You’d think Phoebe, Piper, and Paige would use their newfound superhero abilities to help innocents in distress across the city and save the day, but you haven’t met the Charmed Ones, have you buddy? They each do it, like, once. Piper and Paige rescue a person in distress, played by Wonder Woman stuntwoman Jeannie Epper, but only because they happened by the scene. Otherwise, I doubt they would’ve bothered. Phoebe threatens to murder a landlord who’s been harassing tenants, mainly because it directly relates to her job as an advice columnist. Again, otherwise, she wouldn’t have bothered.
These women have been given super speed, jumping abilities, heightened senses. They can deflect bullets with their bodies. Why aren’t they out there doing cool shit? Because the Charmed Ones are gonna do what the Charmed Ones are gonna do. And for the most part, what they do is stand around the living room in their costumes complaining that they shouldn’t be in their costumes. That’s pretty par for the course with Charmed. They do love whining about having to do things.
The three witches are in their costumes for a total of about 10 minutes. And sadly, they never really do anything with them. They fight The Aggressor once, impaling a 14-year-old boy, almost killing him. But you could argue that their magic would’ve done the trick just as well. After all, they did it every week. By the time they confront Arnon, who’s been turned into an even cooler, even stronger Aggressor who looks exactly the same as the old one, their superpowers have been stripped away. But they defeat him anyway. Or rather, he defeats himself, getting blown up by overdosing on the Elder’s powers.
The Elder’s powers end up transferring to Kevin, turning him into an Elder, ensuring that he will become the Lord Almighty, a god among men. Just kidding, we never see him again. Side note, Elders aren’t allowed to live on Earth, so a teenager was just involuntarily doomed to an eternity where he can never see his family again. Thanks, Charmed!
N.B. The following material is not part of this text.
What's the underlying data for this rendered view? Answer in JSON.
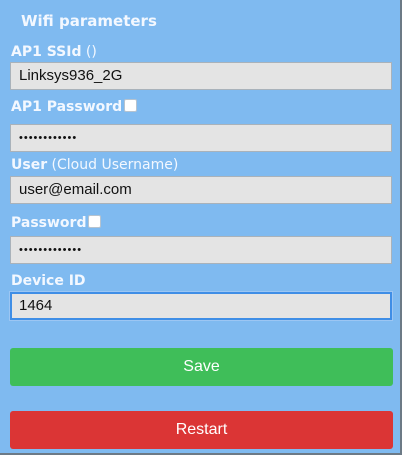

I love when genre shows take on another beloved genre. For example, Buffy the Vampire Slayer’s musical episode, or when Supernatural did that ridiculous animated Scooby Doo thing. It’s basically my fanfiction come to life—no surprise that this episode of Charmed has its own Buffy crossover fanfic. But I especially love it when they do it wrong. Charmed’s “Witches In Tights” might be the most wrong you can get when it comes to bad genre crossover episodes. At least, it’s my wrong. And I love it to death for that.